One week in the life of a Linode64 on host5

Hi all. I started keeping track of the load on my Linode last week when the system was being unresponsive. I've accumulated a week's worth of load data and it's rather interesting.

The way that this works is, I run a shell script appends a line with the date and the current "uptime" value into a file, then goes to sleep for 15 seconds, then repeats. Thus I have accumulated load information for my Linode every 15 seconds for a week. I wrote a script which plots this data using gnuplot. Here is the result:

~~![](<URL url=)http://www.ischo.com/uptime/plot.2004.02.24.jpg" />

My system is almost completely unloaded; on its own, I would never expect its load to go over 1, and certainly never 2. I would attribute all of the spikes to activity of other Linodes on the host system.

It's nice to see that the uptime graph accurately reflects the load that occurs on host5 every night at about 1:20 am (note the consistent spikes to load 3 or 4 at this time). What is also interesting is that last night's load was quite low - will we see an improvement in this hotspot in the future? Only time will tell …

Also notice the spikes early last week. Holy crap, I've never seen a load of 18+ on a Linux box before!

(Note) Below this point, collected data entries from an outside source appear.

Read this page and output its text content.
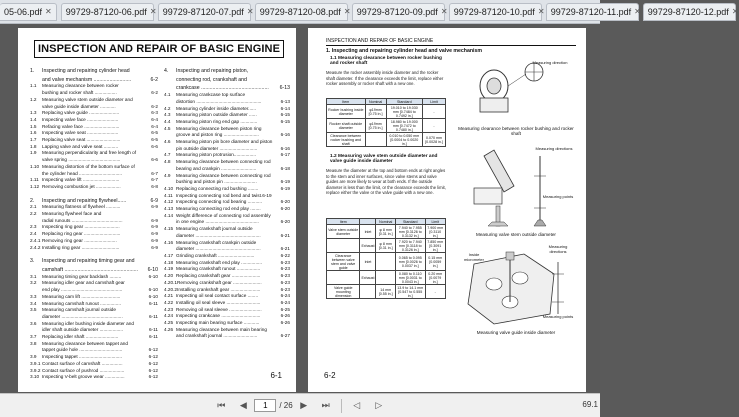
05-06.pdf ✕ 99729-87120-06.pdf ✕ 99729-87120-07.pdf ✕ 99729-87120-08.pdf ✕ 99729-87120-09.pdf ✕ 99729-87120-10.pdf ✕ 99729-87120-11.pdf ✕ 99729-87120-12.pdf ✕
INSPECTION AND REPAIR OF BASIC ENGINE
1.	Inspecting and repairing cylinder head
and valve mechanism ..........................	6-2
1.1	Measuring clearance between rocker
bushing and rocker shaft .................	6-2
1.2	Measuring valve stem outside diameter and
valve guide inside diameter ............	6-2
1.3	Replacing valve guide .......................	6-3
1.4	Inspecting valve face ........................	6-4
1.5	Refacing valve face ...........................	6-4
1.6	Inspecting valve seat ........................	6-5
1.7	Replacing valve seat ..........................	6-5
1.8	Lapping valve and valve seat ...........	6-6
1.9	Measuring perpendicularity and free length of
valve spring ........................................	6-6
1.10 Measuring distortion of the bottom surface of
the cylinder head .................................	6-7
1.11 Inspecting valve lift ............................	6-7
1.12 Removing combustion jet ...................	6-8
2.	Inspecting and repairing flywheel......	6-9
2.1	Measuring flatness of flywheel ...........	6-9
2.2	Measuring flywheel face and
radial runouts .......................................	6-9
2.3	Inspecting ring gear ...........................	6-9
2.4	Replacing ring gear ............................	6-9
2.4.1 Removing ring gear .........................	6-9
2.4.2 Installing ring gear .............................	6-9
3.	Inspecting and repairing timing gear and
camshaft ...................................................	6-10
3.1	Measuring timing gear backlash .........	6-10
3.2	Measuring idler gear and camshaft gear
end play ...............................................	6-10
3.3	Measuring cam lift ..............................	6-10
3.4	Measuring camshaft runout ................	6-11
3.5	Measuring camshaft journal outside
diameter ...............................................	6-11
3.6	Measuring idler bushing inside diameter and
idler shaft outside diameter ..................	6-11
3.7	Replacing idler shaft .........................	6-11
3.8	Measuring clearance between tappet and
tappet guide hole .................................	6-12
3.9	Inspecting tappet .................................	6-12
3.9.1 Contact surface of camshaft ................	6-12
3.9.2 Contact surface of pushrod ...................	6-12
3.10 Inspecting V-belt groove wear ...............	6-12
4.	Inspecting and repairing piston,
connecting rod, crankshaft and
crankcase ...............................................	6-13
4.1	Measuring crankcase top surface
distortion ..................................................	6-13
4.2	Measuring cylinder inside diameter......	6-14
4.3	Measuring piston outside diameter ......	6-15
4.4	Measuring piston ring end gap .............	6-15
4.5	Measuring clearance between piston ring
groove and piston ring ...........................	6-16
4.6	Measuring piston pin bore diameter and piston
pin outside diameter .............................	6-16
4.7	Measuring piston protrusion.................	6-17
4.8	Measuring clearance between connecting rod
bearing and crankpin ...........................	6-18
4.9	Measuring clearance between connecting rod
bushing and piston pin .........................	6-19
4.10 Replacing connecting rod bushing ........	6-19
4.11 Inspecting connecting rod bend and twist.6-19
4.12 Inspecting connecting rod bearing ...........	6-20
4.13 Measuring connecting rod end play ........	6-20
4.14 Weight difference of connecting rod assembly
in one engine .........................................	6-20
4.15 Measuring crankshaft journal outside
diameter ..................................................	6-21
4.16 Measuring crankshaft crankpin outside
diameter ..................................................	6-21
4.17 Grinding crankshaft ............................	6-22
4.18 Measuring crankshaft end play ................	6-23
4.19 Measuring crankshaft runout ..................	6-23
4.20 Replacing crankshaft gear ......................	6-23
4.20.1 Removing crankshaft gear ......................	6-23
4.20.2 Installing crankshaft gear .......................	6-23
4.21 Inspecting oil seal contact surface ........	6-24
4.22 Installing oil seal sleeve ..........................	6-24
4.23 Removing oil seal sleeve .........................	6-25
4.24 Inspecting crankcase ..............................	6-26
4.25 Inspecting main bearing surface ............	6-26
4.26 Measuring clearance between main bearing
and crankshaft journal ..........................	6-27
6-1
INSPECTION AND REPAIR OF BASIC ENGINE
1. Inspecting and repairing cylinder head and valve mechanism
1.1 Measuring clearance between rocker bushing and rocker shaft
Measure the rocker assembly inside diameter and the rocker shaft diameter. If the clearance exceeds the limit, replace either rocker assembly or rocker shaft with a new one.
Item	Nominal	Standard	Limit
Rocker bushing inside diameter	φ19mm [0.75 in.]	19.010 to 19.030 mm [0.7484 to 0.7492 in.]	-
Rocker shaft outside diameter	φ19mm [0.75 in.]	18.980 to 19.000 mm [0.7472 to 0.7480 in.]	-
Clearance between rocker bushing and shaft		0.010 to 0.050 mm [0.0004 to 0.0020 in.]	0.070 mm [0.0028 in.]
1.2 Measuring valve stem outside diameter and valve guide inside diameter
Measure the diameter at the top and bottom ends at right angles to the stem and inner surfaces, since valve stems and valve guides are more likely to wear at both ends. If the outside diameter is less than the limit, or the clearance exceeds the limit, replace either the valve or the valve guide with a new one.
Item		Nominal	Standard	Limit
Valve stem outside diameter	Inlet	φ 8 mm [0.31 in.]	7.940 to 7.955 mm [0.3126 to 0.3132 in.]	7.900 mm [0.3110 in.]
	Exhaust	φ 8 mm [0.31 in.]	7.920 to 7.940 mm [0.3118 to 0.3126 in.]	7.850 mm [0.3091 in.]
Clearance between valve stem and valve guide	Inlet		0.065 to 0.095 mm [0.0026 to 0.0037 in.]	0.15 mm [0.0059 in.]
	Exhaust		0.080 to 0.110 mm [0.0031 to 0.0043 in.]	0.20 mm [0.0079 in.]
Valve guide mounting dimension		14 mm [0.55 in.]	13.9 to 14.1 mm [0.547 to 0.555 in.]	-
Measuring direction
Measuring clearance between rocker bushing and rocker shaft
Measuring directions
Measuring points
Measuring valve stem outside diameter
Inside micrometer
Measuring directions
Measuring points
Measuring valve guide inside diameter
6-2
⏮	◀	1	/ 26 ▶	⏭	◁	▷	69.1
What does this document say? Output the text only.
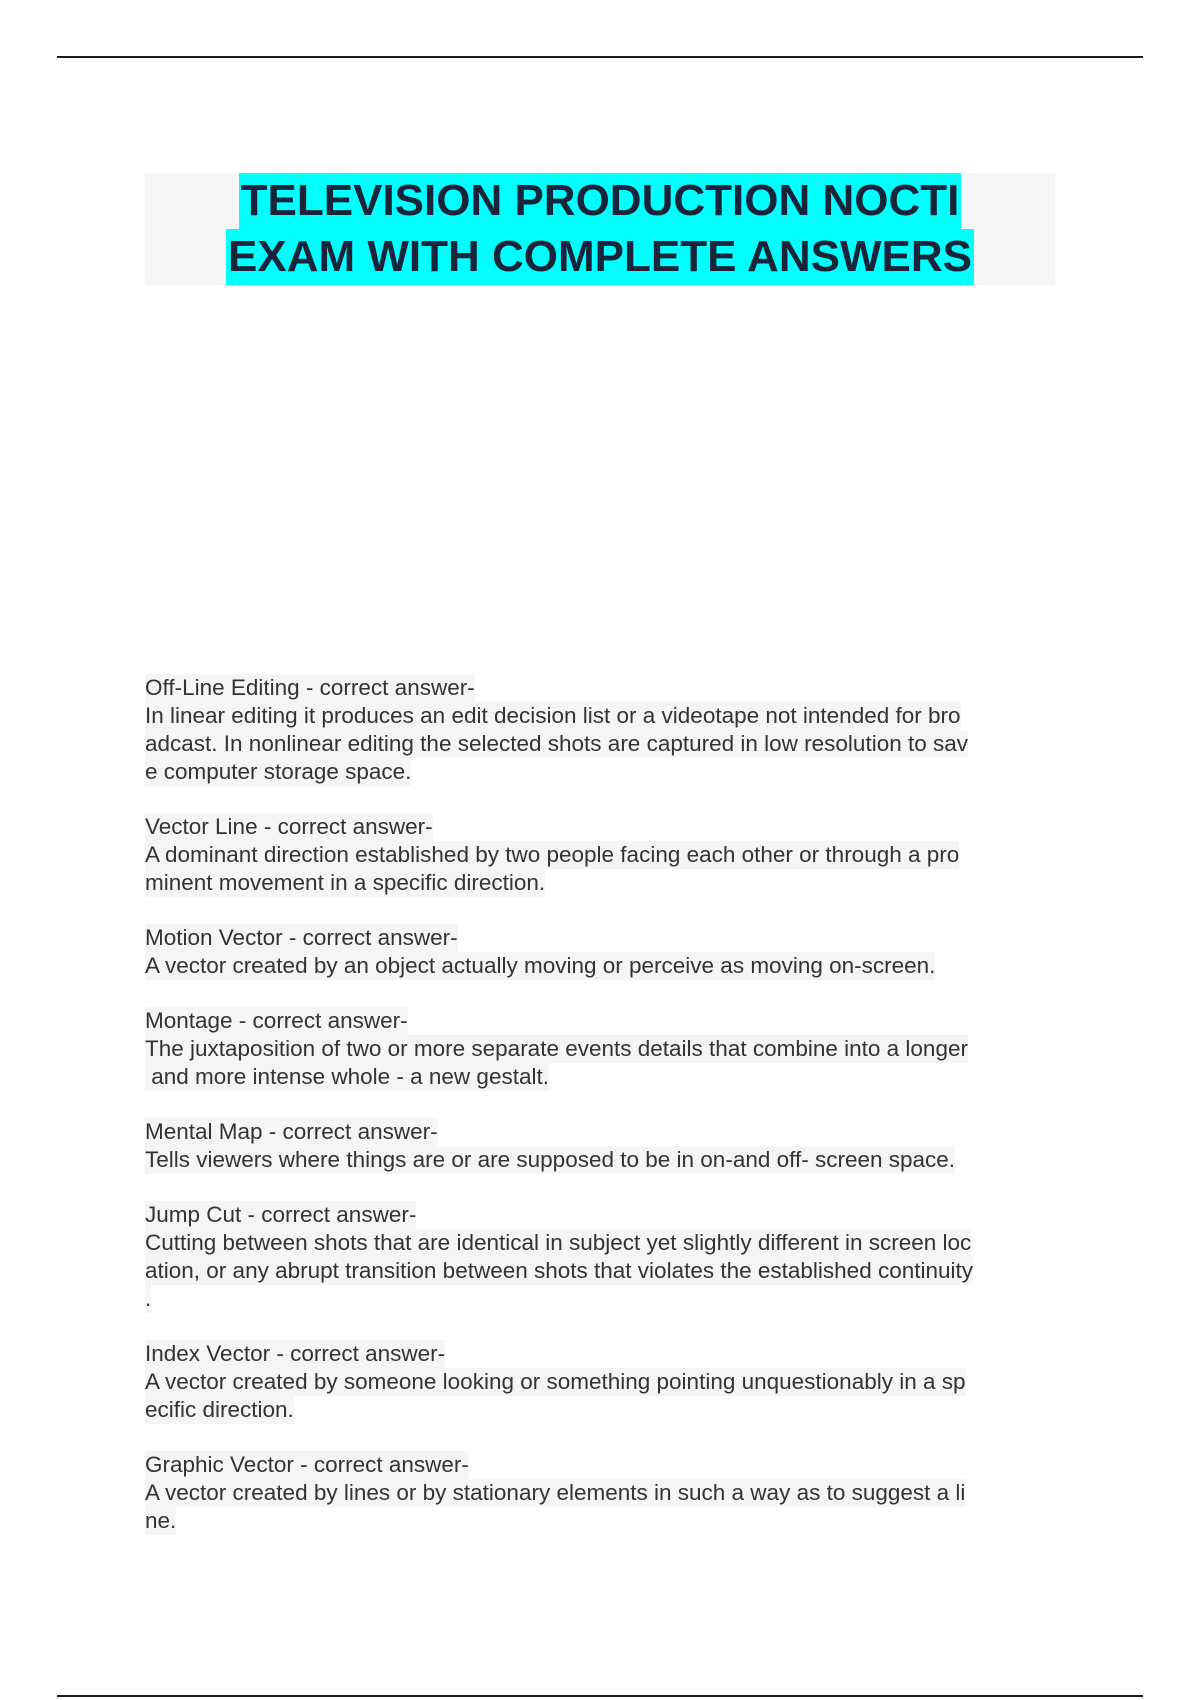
TELEVISION PRODUCTION NOCTI
EXAM WITH COMPLETE ANSWERS
Off-Line Editing - correct answer-
In linear editing it produces an edit decision list or a videotape not intended for bro
adcast. In nonlinear editing the selected shots are captured in low resolution to sav
e computer storage space.
Vector Line - correct answer-
A dominant direction established by two people facing each other or through a pro
minent movement in a specific direction.
Motion Vector - correct answer-
A vector created by an object actually moving or perceive as moving on-screen.
Montage - correct answer-
The juxtaposition of two or more separate events details that combine into a longer
and more intense whole - a new gestalt.
Mental Map - correct answer-
Tells viewers where things are or are supposed to be in on-and off- screen space.
Jump Cut - correct answer-
Cutting between shots that are identical in subject yet slightly different in screen loc
ation, or any abrupt transition between shots that violates the established continuity
.
Index Vector - correct answer-
A vector created by someone looking or something pointing unquestionably in a sp
ecific direction.
Graphic Vector - correct answer-
A vector created by lines or by stationary elements in such a way as to suggest a li
ne.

I started keeping this information around the time of that first load 4 because I was having some performance problems and these are readily reflected in the big spikes in the graph over the next day or so.

But it's really quieted down since then and is more like what I have traditionally found to be the performance on host5 - quite good 95% of the time, but with spikes late at night when everyone's "updatedb" cron jobs run …

BTW, I know that there are more elegant ways to accumulate this data than my stupid little script (MRTG/rrdtools?), but this took me all of 5 minutes to hack together, and I haven't set aside a block of time yet to install/configure those other tools … pointers would be most appreciated!~~

16 Replies

Interesting!

A little history on this topic:

All of the cron jobs (mostly just updatedb and makewhatis and other "not-really-worth-it" jobs) were left in their default times when I first created the disto templates (used by the distro wizard). The first few hosts that were deployed, and the customers who are on them, deployed their Linux installs with the cron jobs running at the same time.

After realizing this, I modified the majority of the template distros and moved the cron jobs to weekly. So now it just gets hammered on Sundays. The two biggest problem hosts are host3 (Linode 128) and host5 (Linode 64). The hosts that were added later don't seem to exhibit this problem at all.

The only reason why an "idle" Linode's loadavg goes up is because of processes blocked (waiting) for disk access. Each process waiting for the disk adds 1 to loadavg.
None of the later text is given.